He got emotional as he walked around the corner and saw the animals in the pasture.
“I was actually surprised by my own feelings,” Heuer said in an interview with National Observer.
“I was like, ‘Holy cow, they blend right in. They look like they’ve always been here.’ It was as if they had never left. They just looked relaxed and looked like they belonged.”
The bison, which include 10 pregnant females and six bulls, are the first wild — and, by next summer, free-roaming — Plains bison herd in Banff National Park in more than a century.
Bison return marks Canada’s 150th anniversary
Their return on Feb. 2 to the Panther Valley, located on the east-central side of the park, was hailed as both a “historic homecoming” and a way to mark the 150th anniversary of Canada’s confederation.
Plains bison are an important part of Canadian history, roaming in the Rockies and the eastern slopes for thousands of years.
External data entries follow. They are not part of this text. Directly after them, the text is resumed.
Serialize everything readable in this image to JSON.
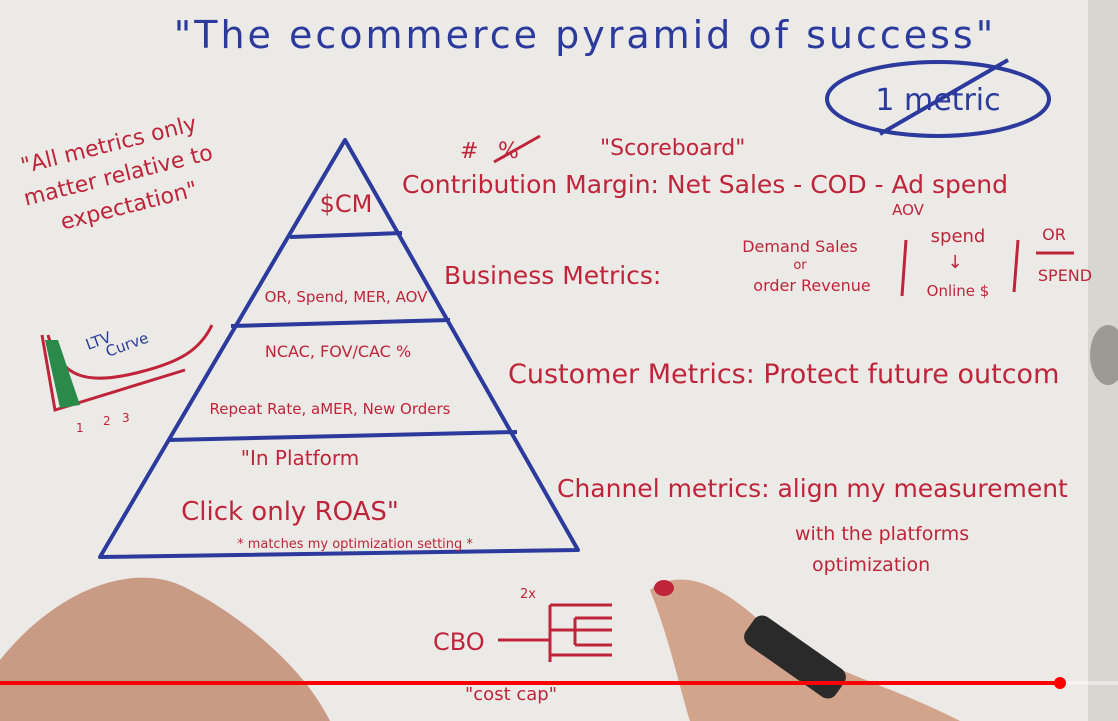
{
  "title": "\"The ecommerce pyramid of success\"",
  "one_metric": "1 metric",
  "quote": [
    "\"All metrics only",
    "matter relative to",
    "expectation\""
  ],
  "ltv": {
    "label1": "LTV",
    "label2": "Curve",
    "ticks": [
      "1",
      "2",
      "3"
    ]
  },
  "scoreboard": {
    "hash": "#",
    "struck": "%",
    "label": "\"Scoreboard\""
  },
  "pyramid": {
    "tier1": "$CM",
    "tier2": "OR, Spend, MER, AOV",
    "tier3a": "NCAC, FOV/CAC %",
    "tier3b": "Repeat Rate, aMER, New Orders",
    "tier4a": "\"In Platform",
    "tier4b": "Click only ROAS\"",
    "tier4c": "* matches my optimization setting *"
  },
  "contribution": "Contribution Margin: Net Sales - COD - Ad spend",
  "business": {
    "label": "Business Metrics:",
    "col1": [
      "Demand Sales",
      "or",
      "order Revenue"
    ],
    "aov": "AOV",
    "col2": [
      "spend",
      "↓",
      "Online $"
    ],
    "col3": [
      "OR",
      "SPEND"
    ]
  },
  "customer": "Customer Metrics: Protect future outcom",
  "channel": {
    "label": "Channel metrics: align my measurement",
    "line2": "with the platforms",
    "line3": "optimization"
  },
  "cbo": {
    "label": "CBO",
    "mult": "2x",
    "cost_cap": "\"cost cap\""
  },
  "colors": {
    "blue_marker": "#2b3a9c",
    "red_marker": "#c0243a",
    "progress": "#ff0000"
  },
  "video_progress_percent": 94.8
}
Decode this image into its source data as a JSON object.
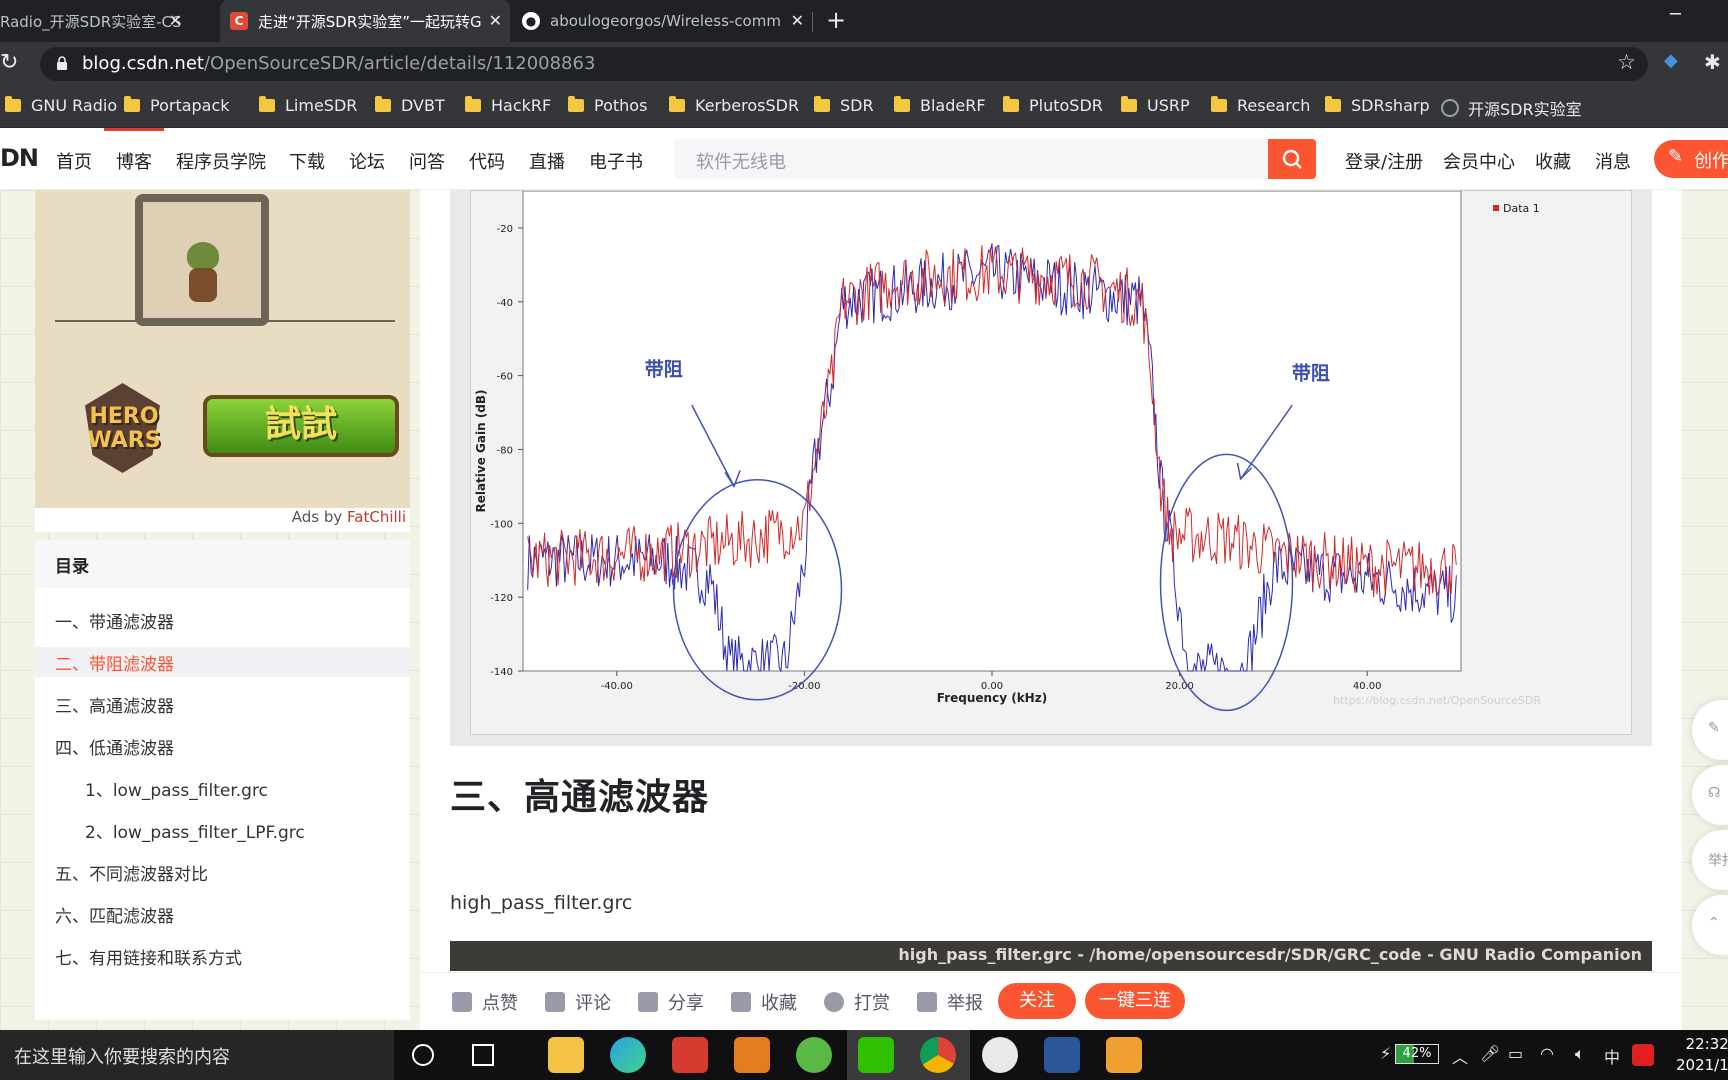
{
  "browser": {
    "tabs": [
      {
        "title": "Radio_开源SDR实验室-CS",
        "active": false,
        "favicon": "csdn-favicon"
      },
      {
        "title": "走进“开源SDR实验室”一起玩转G",
        "active": true,
        "favicon": "csdn-favicon"
      },
      {
        "title": "aboulogeorgos/Wireless-comm",
        "active": false,
        "favicon": "github-favicon"
      }
    ],
    "close_glyph": "✕",
    "new_tab_glyph": "+",
    "minimize_glyph": "─",
    "url_domain": "blog.csdn.net",
    "url_path": "/OpenSourceSDR/article/details/112008863",
    "bookmarks": [
      {
        "label": "GNU Radio",
        "icon": "folder-icon"
      },
      {
        "label": "Portapack",
        "icon": "folder-icon"
      },
      {
        "label": "LimeSDR",
        "icon": "folder-icon"
      },
      {
        "label": "DVBT",
        "icon": "folder-icon"
      },
      {
        "label": "HackRF",
        "icon": "folder-icon"
      },
      {
        "label": "Pothos",
        "icon": "folder-icon"
      },
      {
        "label": "KerberosSDR",
        "icon": "folder-icon"
      },
      {
        "label": "SDR",
        "icon": "folder-icon"
      },
      {
        "label": "BladeRF",
        "icon": "folder-icon"
      },
      {
        "label": "PlutoSDR",
        "icon": "folder-icon"
      },
      {
        "label": "USRP",
        "icon": "folder-icon"
      },
      {
        "label": "Research",
        "icon": "folder-icon"
      },
      {
        "label": "SDRsharp",
        "icon": "folder-icon"
      },
      {
        "label": "开源SDR实验室",
        "icon": "globe-icon"
      }
    ]
  },
  "csdn": {
    "logo": "DN",
    "nav": [
      "首页",
      "博客",
      "程序员学院",
      "下载",
      "论坛",
      "问答",
      "代码",
      "直播",
      "电子书"
    ],
    "search_placeholder": "软件无线电",
    "right_nav": [
      "登录/注册",
      "会员中心",
      "收藏",
      "消息"
    ],
    "create_label": "创作"
  },
  "ad": {
    "hero_text_1": "HERO",
    "hero_text_2": "WARS",
    "button_text": "試試",
    "ads_by": "Ads by ",
    "ads_brand": "FatChilli"
  },
  "toc": {
    "title": "目录",
    "items": [
      {
        "label": "一、带通滤波器",
        "level": 1,
        "active": false
      },
      {
        "label": "二、带阻滤波器",
        "level": 1,
        "active": true
      },
      {
        "label": "三、高通滤波器",
        "level": 1,
        "active": false
      },
      {
        "label": "四、低通滤波器",
        "level": 1,
        "active": false
      },
      {
        "label": "1、low_pass_filter.grc",
        "level": 2,
        "active": false
      },
      {
        "label": "2、low_pass_filter_LPF.grc",
        "level": 2,
        "active": false
      },
      {
        "label": "五、不同滤波器对比",
        "level": 1,
        "active": false
      },
      {
        "label": "六、匹配滤波器",
        "level": 1,
        "active": false
      },
      {
        "label": "七、有用链接和联系方式",
        "level": 1,
        "active": false
      }
    ]
  },
  "chart_data": {
    "type": "line",
    "title": "",
    "xlabel": "Frequency (kHz)",
    "ylabel": "Relative Gain (dB)",
    "xlim": [
      -50,
      50
    ],
    "ylim": [
      -140,
      -10
    ],
    "xticks": [
      -40,
      -20,
      0,
      20,
      40
    ],
    "xtick_labels": [
      "-40.00",
      "-20.00",
      "0.00",
      "20.00",
      "40.00"
    ],
    "yticks": [
      -20,
      -40,
      -60,
      -80,
      -100,
      -120,
      -140
    ],
    "legend": {
      "entries": [
        "Data 1"
      ],
      "position": "top-right"
    },
    "series": [
      {
        "name": "Data 1",
        "color": "#d12a2a",
        "envelope": [
          [
            -50,
            -110
          ],
          [
            -35,
            -108
          ],
          [
            -30,
            -106
          ],
          [
            -25,
            -104
          ],
          [
            -20,
            -100
          ],
          [
            -19,
            -85
          ],
          [
            -17,
            -60
          ],
          [
            -16,
            -40
          ],
          [
            -10,
            -34
          ],
          [
            0,
            -32
          ],
          [
            10,
            -34
          ],
          [
            16,
            -40
          ],
          [
            17,
            -60
          ],
          [
            18,
            -90
          ],
          [
            19,
            -103
          ],
          [
            25,
            -104
          ],
          [
            30,
            -108
          ],
          [
            40,
            -112
          ],
          [
            50,
            -112
          ]
        ]
      },
      {
        "color": "#2a2ab4",
        "envelope": [
          [
            -50,
            -110
          ],
          [
            -35,
            -110
          ],
          [
            -30,
            -115
          ],
          [
            -28,
            -138
          ],
          [
            -22,
            -138
          ],
          [
            -20,
            -110
          ],
          [
            -19,
            -85
          ],
          [
            -17,
            -60
          ],
          [
            -16,
            -40
          ],
          [
            0,
            -32
          ],
          [
            16,
            -40
          ],
          [
            17,
            -60
          ],
          [
            18,
            -90
          ],
          [
            19,
            -105
          ],
          [
            21,
            -140
          ],
          [
            27,
            -140
          ],
          [
            30,
            -112
          ],
          [
            40,
            -115
          ],
          [
            50,
            -120
          ]
        ]
      }
    ],
    "annotations": [
      {
        "text": "带阻",
        "x": -35,
        "y": -60
      },
      {
        "text": "带阻",
        "x": 34,
        "y": -61
      }
    ],
    "watermark": "https://blog.csdn.net/OpenSourceSDR"
  },
  "article": {
    "heading": "三、高通滤波器",
    "paragraph": "high_pass_filter.grc",
    "window_title": "high_pass_filter.grc - /home/opensourcesdr/SDR/GRC_code - GNU Radio Companion"
  },
  "actions": {
    "like": "点赞",
    "comment": "评论",
    "share": "分享",
    "collect": "收藏",
    "reward": "打赏",
    "report": "举报",
    "follow": "关注",
    "triple": "一键三连"
  },
  "side_widgets": {
    "report_label": "举报"
  },
  "taskbar": {
    "search_placeholder": "在这里输入你要搜索的内容",
    "battery": "42%",
    "battery_level": 0.42,
    "ime": "中",
    "time": "22:32",
    "date": "2021/1"
  }
}
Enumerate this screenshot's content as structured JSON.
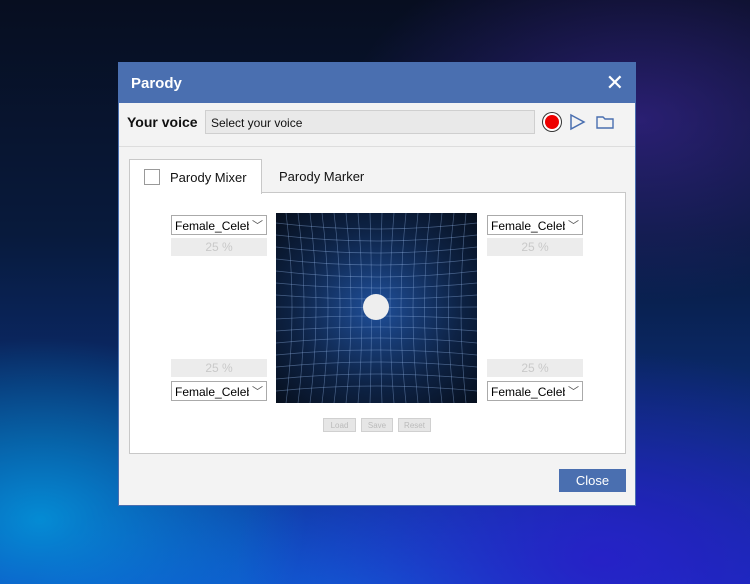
{
  "dialog": {
    "title": "Parody",
    "close_icon": "close-icon",
    "voice_label": "Your voice",
    "voice_placeholder": "Select your voice",
    "icons": [
      "record-icon",
      "play-icon",
      "folder-icon"
    ],
    "colors": {
      "titlebar": "#4a6fb0",
      "record": "#ee0000",
      "accent_icons": "#4a6fb0"
    }
  },
  "tabs": [
    {
      "label": "Parody Mixer",
      "active": true
    },
    {
      "label": "Parody Marker",
      "active": false
    }
  ],
  "mixer": {
    "top_left": {
      "voice": "Female_Celebrity",
      "percent": "25 %"
    },
    "top_right": {
      "voice": "Female_Celebrity",
      "percent": "25 %"
    },
    "bottom_left": {
      "voice": "Female_Celebrity",
      "percent": "25 %"
    },
    "bottom_right": {
      "voice": "Female_Celebrity",
      "percent": "25 %"
    },
    "buttons": [
      "Load",
      "Save",
      "Reset"
    ]
  },
  "footer": {
    "close_label": "Close"
  }
}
They filled an important need in the lives of First Nations people and early pioneers, until they were nearly wiped out by hunting in the mid-1800s.
They’re also considered ecosystem engineers, maintaining meadows and grasslands that other animals — particularly birds and bugs — depend on.
“No one animal, no one symbol represents the history, the culture and the ecology of the Bow Valley more than buffalo does,” said Harvey Locke, a well-known conservationist who’s a trustee with the Eleanor Luxton Historical Foundation in Banff.
Archaeological evidence, which goes back 11,000 years, has shown bison are among the most common bones found in Banff National Park.
Known by First Nations as buffalo, the animals are an important link to the land.
“These animals, any animals in this region, are sacred,” Elder Tom Crane Bear of the Siksika Nation, said during a homecoming celebration in Banff last week.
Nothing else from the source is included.